St. Patty's Day meet-up on an Introduction to Apache Kudu

Hosted by Big Data Boston

Public group

This Meetup is past

93 people went

Location image of event venue

Details

Anyone interested in a Boston St. Patty's Day meet-up on an Introduction to Apache Kudu, Storage for Fast Analytics on Fast Data. If so, please RSVP here.

Oh and Todd Lipcon will be presenting! Special thanks to EnerNOC for providing the meet-up space. Food & BEER will be provide, it's St. Patty's Day in Boston after all!

Agenda:

• 530-6pm Food, drinks and Networking

• 6-7pm Apache Kudu presentation

• 7-730pm Networking

Speaker bio:

Todd Lipcon is an engineer at Cloudera, where he primarily contributes to open source distributed systems in the Apache Hadoop ecosystem. He is a committer and a PMC member on the Apache Hadoop, HBase, and Thrift projects. Prior to Cloudera, Todd worked on web infrastructure at several startups and researched novel machine-learning methods for collaborative filtering. Todd received his bachelor’s degree with honors from Brown University.

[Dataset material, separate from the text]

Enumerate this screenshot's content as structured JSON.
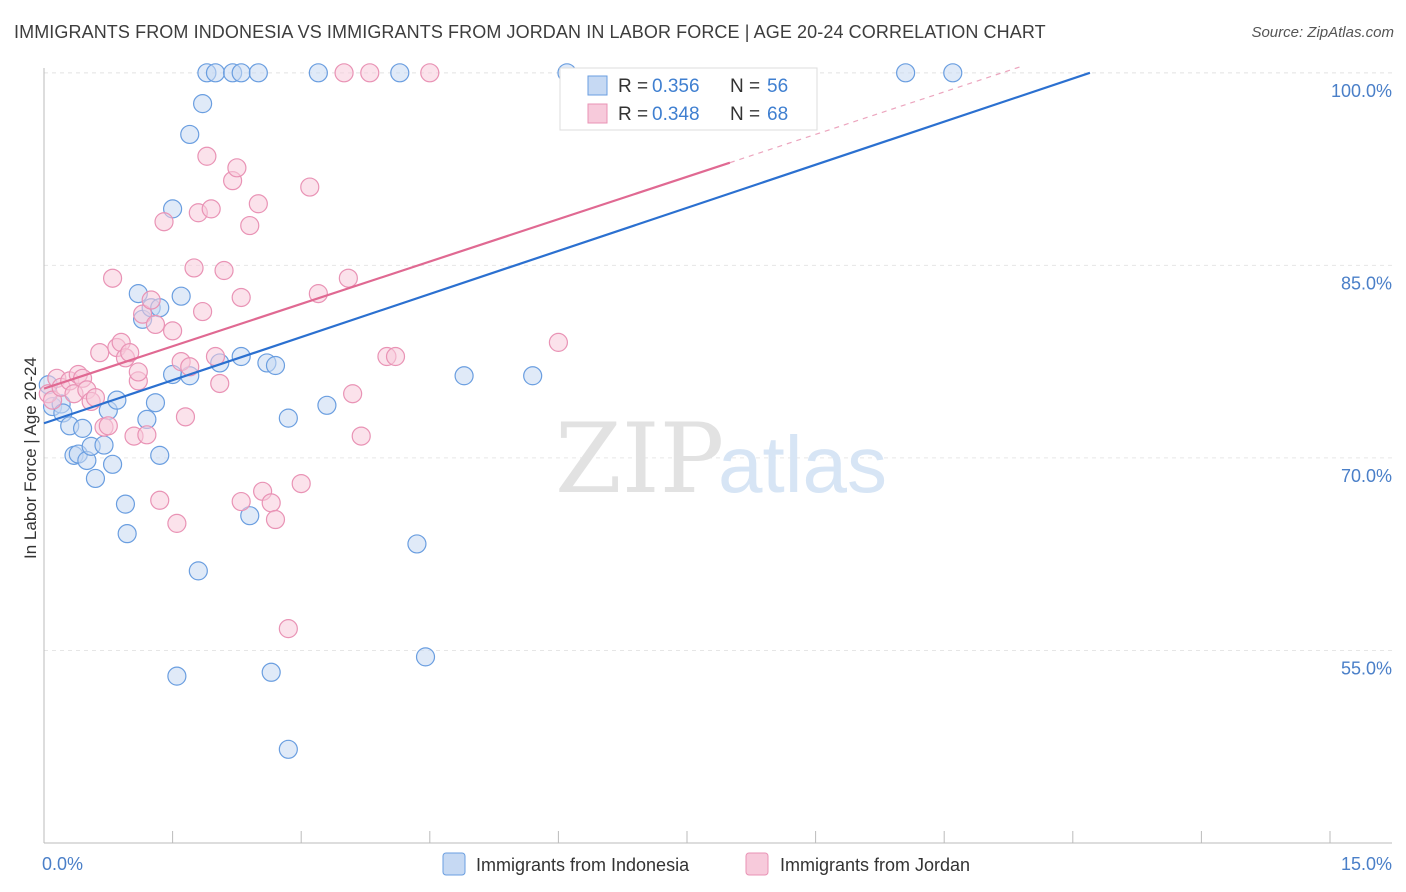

Introduction to Apache Kudu

Over the past several years, the Hadoop ecosystem has made great strides in its real-time access capabilities, narrowing the gap compared to traditional database technologies. With systems such as Impala and Spark, analysts can now run complex queries or jobs over large datasets within a matter of seconds. With systems such as Apache HBase and Apache Phoenix, applications can achieve millisecond-scale random access to arbitrarily-sized datasets.

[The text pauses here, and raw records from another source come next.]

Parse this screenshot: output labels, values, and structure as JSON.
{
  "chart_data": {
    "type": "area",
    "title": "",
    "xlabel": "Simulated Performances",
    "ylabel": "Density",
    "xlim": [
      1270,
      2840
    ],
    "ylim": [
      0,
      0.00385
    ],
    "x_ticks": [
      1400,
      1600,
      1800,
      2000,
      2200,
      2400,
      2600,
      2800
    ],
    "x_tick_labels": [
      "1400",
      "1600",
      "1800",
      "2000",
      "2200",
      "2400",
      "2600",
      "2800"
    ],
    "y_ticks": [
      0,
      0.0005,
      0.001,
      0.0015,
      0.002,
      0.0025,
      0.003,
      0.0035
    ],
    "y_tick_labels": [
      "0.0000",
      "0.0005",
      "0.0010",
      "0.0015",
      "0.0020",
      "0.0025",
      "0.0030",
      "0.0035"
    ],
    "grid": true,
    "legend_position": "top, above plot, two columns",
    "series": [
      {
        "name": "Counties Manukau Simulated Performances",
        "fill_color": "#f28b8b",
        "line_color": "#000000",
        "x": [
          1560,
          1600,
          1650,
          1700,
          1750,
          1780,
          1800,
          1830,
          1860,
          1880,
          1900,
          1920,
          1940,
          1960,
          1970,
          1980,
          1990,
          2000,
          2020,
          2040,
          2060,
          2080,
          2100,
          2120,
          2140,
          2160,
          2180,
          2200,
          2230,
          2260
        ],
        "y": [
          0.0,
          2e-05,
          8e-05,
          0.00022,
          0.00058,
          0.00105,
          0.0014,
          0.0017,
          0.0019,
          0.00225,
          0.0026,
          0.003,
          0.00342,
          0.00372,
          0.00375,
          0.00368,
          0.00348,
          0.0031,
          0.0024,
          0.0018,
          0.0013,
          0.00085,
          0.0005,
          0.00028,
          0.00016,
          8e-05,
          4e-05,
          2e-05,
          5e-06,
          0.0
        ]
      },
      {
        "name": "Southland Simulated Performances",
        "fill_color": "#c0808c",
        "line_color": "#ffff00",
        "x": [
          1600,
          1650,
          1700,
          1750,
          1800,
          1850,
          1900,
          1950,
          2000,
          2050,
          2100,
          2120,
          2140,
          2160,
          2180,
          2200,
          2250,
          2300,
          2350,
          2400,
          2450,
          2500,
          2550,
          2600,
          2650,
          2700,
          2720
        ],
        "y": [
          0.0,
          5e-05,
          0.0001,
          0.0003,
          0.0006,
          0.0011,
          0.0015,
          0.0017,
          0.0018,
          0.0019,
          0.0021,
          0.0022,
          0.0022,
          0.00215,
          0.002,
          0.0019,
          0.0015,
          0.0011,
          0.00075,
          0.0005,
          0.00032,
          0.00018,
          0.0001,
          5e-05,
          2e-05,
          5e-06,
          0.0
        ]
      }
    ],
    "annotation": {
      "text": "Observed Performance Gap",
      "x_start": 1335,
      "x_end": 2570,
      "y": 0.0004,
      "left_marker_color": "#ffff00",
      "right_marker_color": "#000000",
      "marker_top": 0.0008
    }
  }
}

Despite these advances, some important gaps remain that prevent many applications from transitioning to Hadoop-based architectures. Users are often caught between a rock and a hard place: columnar formats such as Apache Parquet offer extremely fast scan rates for analytics, but little to no ability for real-time modification or row-by-row indexed access. Online systems such as HBase offer very fast random access, but scan rates that are too slow for large scale data warehousing workloads.

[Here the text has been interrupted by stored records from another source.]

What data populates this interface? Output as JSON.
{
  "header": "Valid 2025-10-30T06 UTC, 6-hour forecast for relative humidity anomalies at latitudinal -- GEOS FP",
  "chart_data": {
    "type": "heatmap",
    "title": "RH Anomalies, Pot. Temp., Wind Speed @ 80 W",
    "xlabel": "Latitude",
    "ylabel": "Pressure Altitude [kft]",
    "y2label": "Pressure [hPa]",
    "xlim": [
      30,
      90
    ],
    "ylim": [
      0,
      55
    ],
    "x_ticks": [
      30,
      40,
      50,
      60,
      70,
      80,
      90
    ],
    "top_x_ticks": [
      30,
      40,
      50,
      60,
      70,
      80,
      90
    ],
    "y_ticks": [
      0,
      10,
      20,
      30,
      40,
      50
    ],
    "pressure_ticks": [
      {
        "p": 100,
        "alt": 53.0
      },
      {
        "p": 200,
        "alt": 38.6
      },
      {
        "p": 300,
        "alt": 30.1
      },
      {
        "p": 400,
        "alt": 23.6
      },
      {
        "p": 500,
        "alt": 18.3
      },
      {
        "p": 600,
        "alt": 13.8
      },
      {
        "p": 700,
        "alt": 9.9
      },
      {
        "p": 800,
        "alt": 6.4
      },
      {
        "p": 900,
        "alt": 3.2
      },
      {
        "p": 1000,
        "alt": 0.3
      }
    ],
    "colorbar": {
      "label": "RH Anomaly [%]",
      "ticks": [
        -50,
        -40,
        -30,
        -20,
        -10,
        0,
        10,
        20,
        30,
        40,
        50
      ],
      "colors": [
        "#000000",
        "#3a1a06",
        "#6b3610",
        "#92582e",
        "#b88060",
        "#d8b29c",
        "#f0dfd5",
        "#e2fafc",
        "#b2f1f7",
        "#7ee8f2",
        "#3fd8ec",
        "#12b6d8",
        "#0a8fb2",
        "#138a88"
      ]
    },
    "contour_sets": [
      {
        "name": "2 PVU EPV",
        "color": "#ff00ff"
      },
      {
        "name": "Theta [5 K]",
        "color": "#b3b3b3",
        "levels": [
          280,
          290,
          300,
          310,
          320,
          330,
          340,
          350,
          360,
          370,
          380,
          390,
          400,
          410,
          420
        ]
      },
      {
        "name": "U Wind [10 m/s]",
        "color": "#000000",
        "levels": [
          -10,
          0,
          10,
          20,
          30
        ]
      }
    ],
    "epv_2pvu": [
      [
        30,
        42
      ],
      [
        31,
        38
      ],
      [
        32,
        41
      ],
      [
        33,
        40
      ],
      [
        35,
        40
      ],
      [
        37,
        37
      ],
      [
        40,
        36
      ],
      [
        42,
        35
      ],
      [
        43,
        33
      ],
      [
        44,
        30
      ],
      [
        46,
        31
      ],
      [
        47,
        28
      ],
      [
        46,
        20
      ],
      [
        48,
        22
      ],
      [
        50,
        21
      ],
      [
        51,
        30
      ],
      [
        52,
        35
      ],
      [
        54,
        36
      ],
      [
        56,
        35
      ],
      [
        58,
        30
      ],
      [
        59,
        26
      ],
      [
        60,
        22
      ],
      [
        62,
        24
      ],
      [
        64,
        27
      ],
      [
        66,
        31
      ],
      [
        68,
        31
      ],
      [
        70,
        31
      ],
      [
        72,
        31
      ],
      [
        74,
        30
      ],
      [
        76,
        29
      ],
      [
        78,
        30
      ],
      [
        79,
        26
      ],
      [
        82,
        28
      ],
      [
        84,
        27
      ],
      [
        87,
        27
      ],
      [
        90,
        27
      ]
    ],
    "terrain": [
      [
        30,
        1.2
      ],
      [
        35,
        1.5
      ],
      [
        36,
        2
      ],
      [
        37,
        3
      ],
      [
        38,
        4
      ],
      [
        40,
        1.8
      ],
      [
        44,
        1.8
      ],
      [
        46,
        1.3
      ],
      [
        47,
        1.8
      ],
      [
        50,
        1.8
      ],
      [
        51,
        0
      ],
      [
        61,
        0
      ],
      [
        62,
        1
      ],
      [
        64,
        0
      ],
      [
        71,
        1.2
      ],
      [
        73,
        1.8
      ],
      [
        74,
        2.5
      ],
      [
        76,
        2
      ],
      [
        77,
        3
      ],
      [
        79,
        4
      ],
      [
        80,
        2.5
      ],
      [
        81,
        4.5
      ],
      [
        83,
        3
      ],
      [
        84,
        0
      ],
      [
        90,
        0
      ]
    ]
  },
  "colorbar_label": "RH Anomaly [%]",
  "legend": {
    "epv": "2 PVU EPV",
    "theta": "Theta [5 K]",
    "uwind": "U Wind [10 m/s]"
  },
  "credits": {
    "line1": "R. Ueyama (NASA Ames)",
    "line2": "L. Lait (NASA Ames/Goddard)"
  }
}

This talk will investigate the trade-offs between real-time transactional access and fast analytic performance from the perspective of storage engine internals. It will also describe and demo Apache Kudu (http://blog.cloudera.com/blog/2015/09/kudu-new-apache-hadoop-storage-for-fast-analytics-on-fast-data/), the new addition to the open source Hadoop ecosystem that fills the gap described above, complementing HDFS and HBase to provide a new option to achieve fast scans and fast random access from a single API.